Voilà pourquoi elle obtient plusieurs millions de voix de moins que Biden il y a quatre ans. Les inscriptions tardives sur les listes électorales, les files d’attente le jour J étaient une illusion d’optique. Sans doute aussi est-ce inenvisageable, pour une partie de l’Amérique, d’élire une femme. En 2020, Trump était le sortant. En 2024, il était l’outsider. Il a été perçu comme hors du système alors qu’il baigne dedans.
« Make America Great Again » et trumpisme prospèrent sur le terrain de l’apocalypse : « Regardez tout le mal que les démocrates vous ont fait, regardez ce qu’ils vous feront demain. Ils forceront vos garçons à partir faire la guerre. Ils vous donnent des leçons de morale en permanence », etc. La promesse MAGA repose sur une autre chose fondamentale : l’individu roi qui n’a pas de comptes à rendre, qu’il soit simple citoyen, entrepreneur à succès ou président du pays. Le programme oscille, sans se soucier des contradictions, entre libertés sans limite (de parole, d’entreprise) et autoritarisme (sur la circulation des personnes, l’accès à la santé, le droit à disposer de son corps, etc.). Trump et Vance expliquent aux femmes qui n’ont pas d’enfant comment elles doivent vivre, qualifient la presse d’« ennemie intérieure », les latinos d’« ordures » et l’adversaire politique de « pute », tout en disant que c’est la faute des démocrates, qui s’offusquent d’un rien. La peur d’être « doublés dans la file » (Arlie Russell Hochschild, sociologue américaine) par les femmes, les minorités ethniques, les nouveaux immigrés, les « autres » est tenace. Dans le logiciel MAGA, le droit à l’avortement conditionne l’autonomie des femmes : il faut donc le supprimer. Le ressentiment fait recette, contre une gauche culturelle vue comme élitiste et méprisante. Le modèle économique du buzz et du clash des réseaux sociaux, et d’une couverture médiatique fascinée par Trump, fournit une chambre d’écho redoutable au trumpisme.

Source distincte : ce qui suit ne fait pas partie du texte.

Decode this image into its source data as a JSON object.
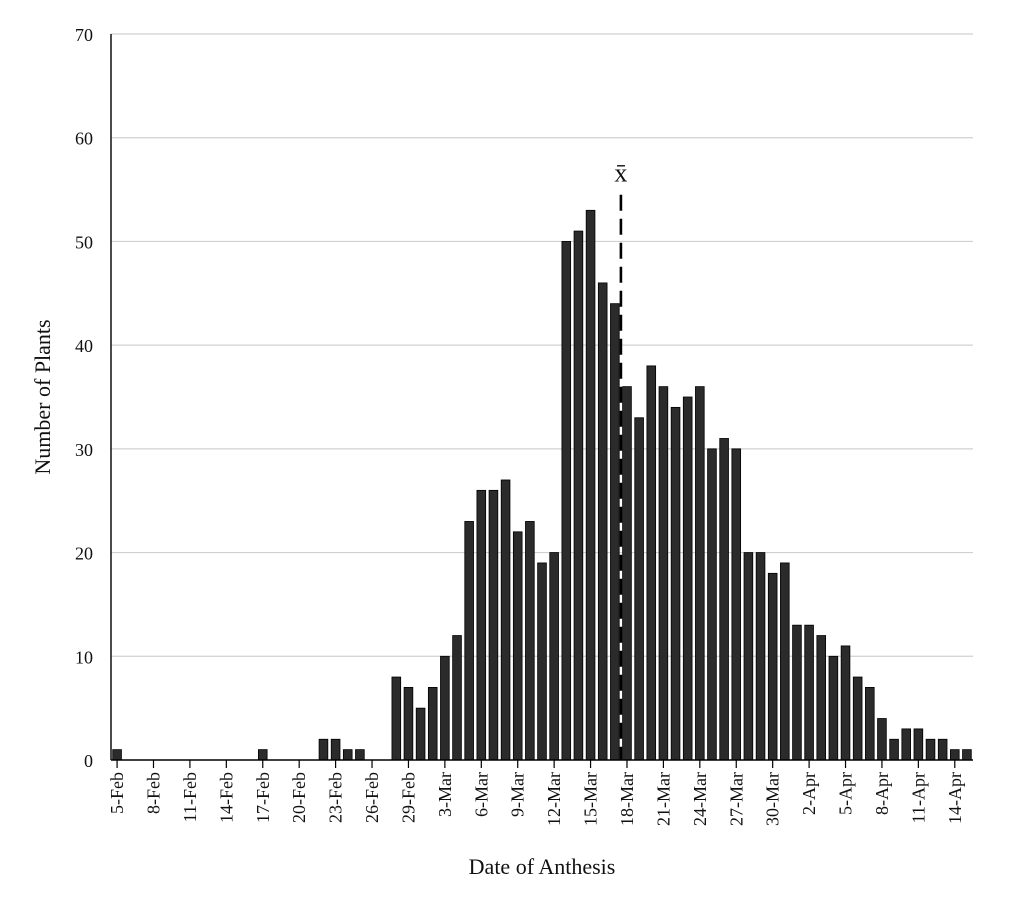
{
  "chart_data": {
    "type": "bar",
    "title": "",
    "xlabel": "Date of Anthesis",
    "ylabel": "Number of Plants",
    "ylim": [
      0,
      70
    ],
    "yticks": [
      0,
      10,
      20,
      30,
      40,
      50,
      60,
      70
    ],
    "grid": "horizontal",
    "legend": "none",
    "categories": [
      "5-Feb",
      "6-Feb",
      "7-Feb",
      "8-Feb",
      "9-Feb",
      "10-Feb",
      "11-Feb",
      "12-Feb",
      "13-Feb",
      "14-Feb",
      "15-Feb",
      "16-Feb",
      "17-Feb",
      "18-Feb",
      "19-Feb",
      "20-Feb",
      "21-Feb",
      "22-Feb",
      "23-Feb",
      "24-Feb",
      "25-Feb",
      "26-Feb",
      "27-Feb",
      "28-Feb",
      "29-Feb",
      "1-Mar",
      "2-Mar",
      "3-Mar",
      "4-Mar",
      "5-Mar",
      "6-Mar",
      "7-Mar",
      "8-Mar",
      "9-Mar",
      "10-Mar",
      "11-Mar",
      "12-Mar",
      "13-Mar",
      "14-Mar",
      "15-Mar",
      "16-Mar",
      "17-Mar",
      "18-Mar",
      "19-Mar",
      "20-Mar",
      "21-Mar",
      "22-Mar",
      "23-Mar",
      "24-Mar",
      "25-Mar",
      "26-Mar",
      "27-Mar",
      "28-Mar",
      "29-Mar",
      "30-Mar",
      "31-Mar",
      "1-Apr",
      "2-Apr",
      "3-Apr",
      "4-Apr",
      "5-Apr",
      "6-Apr",
      "7-Apr",
      "8-Apr",
      "9-Apr",
      "10-Apr",
      "11-Apr",
      "12-Apr",
      "13-Apr",
      "14-Apr",
      "15-Apr"
    ],
    "values": [
      1,
      0,
      0,
      0,
      0,
      0,
      0,
      0,
      0,
      0,
      0,
      0,
      1,
      0,
      0,
      0,
      0,
      2,
      2,
      1,
      1,
      0,
      0,
      8,
      7,
      5,
      7,
      10,
      12,
      23,
      26,
      26,
      27,
      22,
      23,
      19,
      20,
      50,
      51,
      53,
      46,
      44,
      36,
      33,
      38,
      36,
      34,
      35,
      36,
      30,
      31,
      30,
      20,
      20,
      18,
      19,
      13,
      13,
      12,
      10,
      11,
      8,
      7,
      4,
      2,
      3,
      3,
      2,
      2,
      1,
      1
    ],
    "xtick_labels": [
      "5-Feb",
      "8-Feb",
      "11-Feb",
      "14-Feb",
      "17-Feb",
      "20-Feb",
      "23-Feb",
      "26-Feb",
      "29-Feb",
      "3-Mar",
      "6-Mar",
      "9-Mar",
      "12-Mar",
      "15-Mar",
      "18-Mar",
      "21-Mar",
      "24-Mar",
      "27-Mar",
      "30-Mar",
      "2-Apr",
      "5-Apr",
      "8-Apr",
      "11-Apr",
      "14-Apr"
    ],
    "mean_line": {
      "label": "x̄",
      "category": "18-Mar"
    },
    "colors": {
      "bar": "#2b2b2b",
      "bar_edge": "#000000",
      "grid": "#d0d0d0",
      "axis": "#000000"
    }
  }
}
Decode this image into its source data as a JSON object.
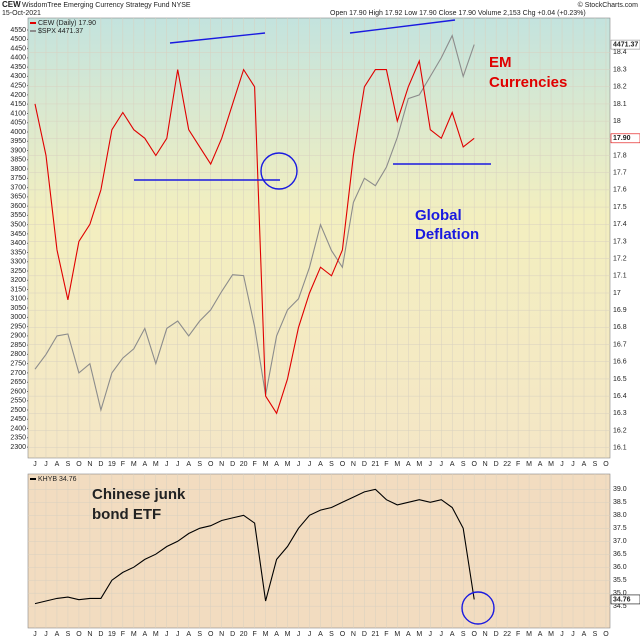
{
  "chart_data": [
    {
      "type": "line",
      "title": "CEW",
      "subtitle": "WisdomTree Emerging Currency Strategy Fund NYSE",
      "date": "15-Oct-2021",
      "quote": "Open 17.90  High 17.92  Low 17.90  Close 17.90  Volume 2,153  Chg +0.04 (+0.23%)",
      "credit": "© StockCharts.com",
      "annotations": [
        "EM",
        "Currencies",
        "Global",
        "Deflation"
      ],
      "categories": [
        "J",
        "J",
        "A",
        "S",
        "O",
        "N",
        "D",
        "19",
        "F",
        "M",
        "A",
        "M",
        "J",
        "J",
        "A",
        "S",
        "O",
        "N",
        "D",
        "20",
        "F",
        "M",
        "A",
        "M",
        "J",
        "J",
        "A",
        "S",
        "O",
        "N",
        "D",
        "21",
        "F",
        "M",
        "A",
        "M",
        "J",
        "J",
        "A",
        "S",
        "O",
        "N",
        "D",
        "22",
        "F",
        "M",
        "A",
        "M",
        "J",
        "J",
        "A",
        "S",
        "O"
      ],
      "ylim": [
        2241,
        4615
      ],
      "yticks": [
        2300,
        2350,
        2400,
        2450,
        2500,
        2550,
        2600,
        2650,
        2700,
        2750,
        2800,
        2850,
        2900,
        2950,
        3000,
        3050,
        3100,
        3150,
        3200,
        3250,
        3300,
        3350,
        3400,
        3450,
        3500,
        3550,
        3600,
        3650,
        3700,
        3750,
        3800,
        3850,
        3900,
        3950,
        4000,
        4050,
        4100,
        4150,
        4200,
        4250,
        4300,
        4350,
        4400,
        4450,
        4500,
        4550
      ],
      "y2lim": [
        16.04,
        18.6
      ],
      "y2ticks": [
        16.1,
        16.2,
        16.3,
        16.4,
        16.5,
        16.6,
        16.7,
        16.8,
        16.9,
        17,
        17.1,
        17.2,
        17.3,
        17.4,
        17.5,
        17.6,
        17.7,
        17.8,
        17.9,
        18,
        18.1,
        18.2,
        18.3,
        18.4
      ],
      "grid": true,
      "series": [
        {
          "name": "$SPX 4471.37",
          "color": "#8c8c8c",
          "axis": "y",
          "values": [
            2720,
            2800,
            2900,
            2910,
            2700,
            2750,
            2500,
            2700,
            2780,
            2830,
            2940,
            2750,
            2940,
            2980,
            2900,
            2980,
            3040,
            3140,
            3230,
            3225,
            2950,
            2580,
            2900,
            3040,
            3100,
            3270,
            3500,
            3360,
            3270,
            3620,
            3750,
            3710,
            3810,
            3970,
            4180,
            4200,
            4300,
            4400,
            4520,
            4300,
            4471.37,
            null,
            null,
            null,
            null,
            null,
            null,
            null,
            null,
            null,
            null,
            null,
            null
          ]
        },
        {
          "name": "CEW (Daily) 17.90",
          "color": "#e00000",
          "axis": "y2",
          "last_label": "17.90",
          "values": [
            18.1,
            17.8,
            17.25,
            16.96,
            17.3,
            17.4,
            17.6,
            17.95,
            18.05,
            17.95,
            17.9,
            17.8,
            17.9,
            18.3,
            17.95,
            17.85,
            17.75,
            17.9,
            18.1,
            18.3,
            18.2,
            16.4,
            16.3,
            16.5,
            16.8,
            17.0,
            17.15,
            17.1,
            17.25,
            17.8,
            18.2,
            18.3,
            18.3,
            18.0,
            18.2,
            18.35,
            17.95,
            17.9,
            18.05,
            17.85,
            17.9,
            null,
            null,
            null,
            null,
            null,
            null,
            null,
            null,
            null,
            null,
            null,
            null
          ]
        }
      ]
    },
    {
      "type": "line",
      "annotations": [
        "Chinese junk",
        "bond ETF"
      ],
      "categories": [
        "J",
        "J",
        "A",
        "S",
        "O",
        "N",
        "D",
        "19",
        "F",
        "M",
        "A",
        "M",
        "J",
        "J",
        "A",
        "S",
        "O",
        "N",
        "D",
        "20",
        "F",
        "M",
        "A",
        "M",
        "J",
        "J",
        "A",
        "S",
        "O",
        "N",
        "D",
        "21",
        "F",
        "M",
        "A",
        "M",
        "J",
        "J",
        "A",
        "S",
        "O",
        "N",
        "D",
        "22",
        "F",
        "M",
        "A",
        "M",
        "J",
        "J",
        "A",
        "S",
        "O"
      ],
      "y2lim": [
        33.66,
        39.59
      ],
      "y2ticks": [
        34.5,
        {
          "value": 35,
          "label": "35.0"
        },
        35.5,
        {
          "value": 36,
          "label": "36.0"
        },
        36.5,
        {
          "value": 37,
          "label": "37.0"
        },
        37.5,
        {
          "value": 38,
          "label": "38.0"
        },
        38.5,
        {
          "value": 39,
          "label": "39.0"
        }
      ],
      "grid": true,
      "series": [
        {
          "name": "KHYB 34.76",
          "color": "#000000",
          "axis": "y2",
          "values": [
            34.6,
            34.7,
            34.8,
            34.85,
            34.75,
            34.8,
            34.8,
            35.5,
            35.8,
            36.0,
            36.3,
            36.5,
            36.8,
            37.0,
            37.3,
            37.5,
            37.6,
            37.8,
            37.9,
            38.0,
            37.7,
            34.7,
            36.3,
            36.8,
            37.5,
            38.0,
            38.2,
            38.3,
            38.5,
            38.7,
            38.9,
            39.0,
            38.6,
            38.4,
            38.5,
            38.6,
            38.5,
            38.6,
            38.3,
            37.5,
            34.76,
            null,
            null,
            null,
            null,
            null,
            null,
            null,
            null,
            null,
            null,
            null,
            null
          ]
        }
      ]
    }
  ]
}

Trumpisme : où est le réel ?
La violence verbale et le fait de jouer des coudes deviennent un signe de respectabilité. L’insulte et la méchanceté sont la norme. Le lien social, la responsabilité, l’attention à l’autre sont des marques de faiblesse, des signes d’inefficacité, dans une société perçue comme de plus en plus menaçante, et dans un monde lui-même vu comme hostile vis-à-vis des Etats-Unis, où la brutalité deviendrait le remède. C’est le sens de « je serai votre protecteur » de Trump. Ses 74 millions d’électeurs ne sont pas fascistes : ils se moquent de ses velléités dictatoriales, dont ils pensent (à tort) qu’ils n’en seront pas la cible. Et d’ailleurs, où est le réel, où est le divertissement ? Le trumpisme est américain mais ce phénomène est planétaire, c’est un enjeu géopolitique.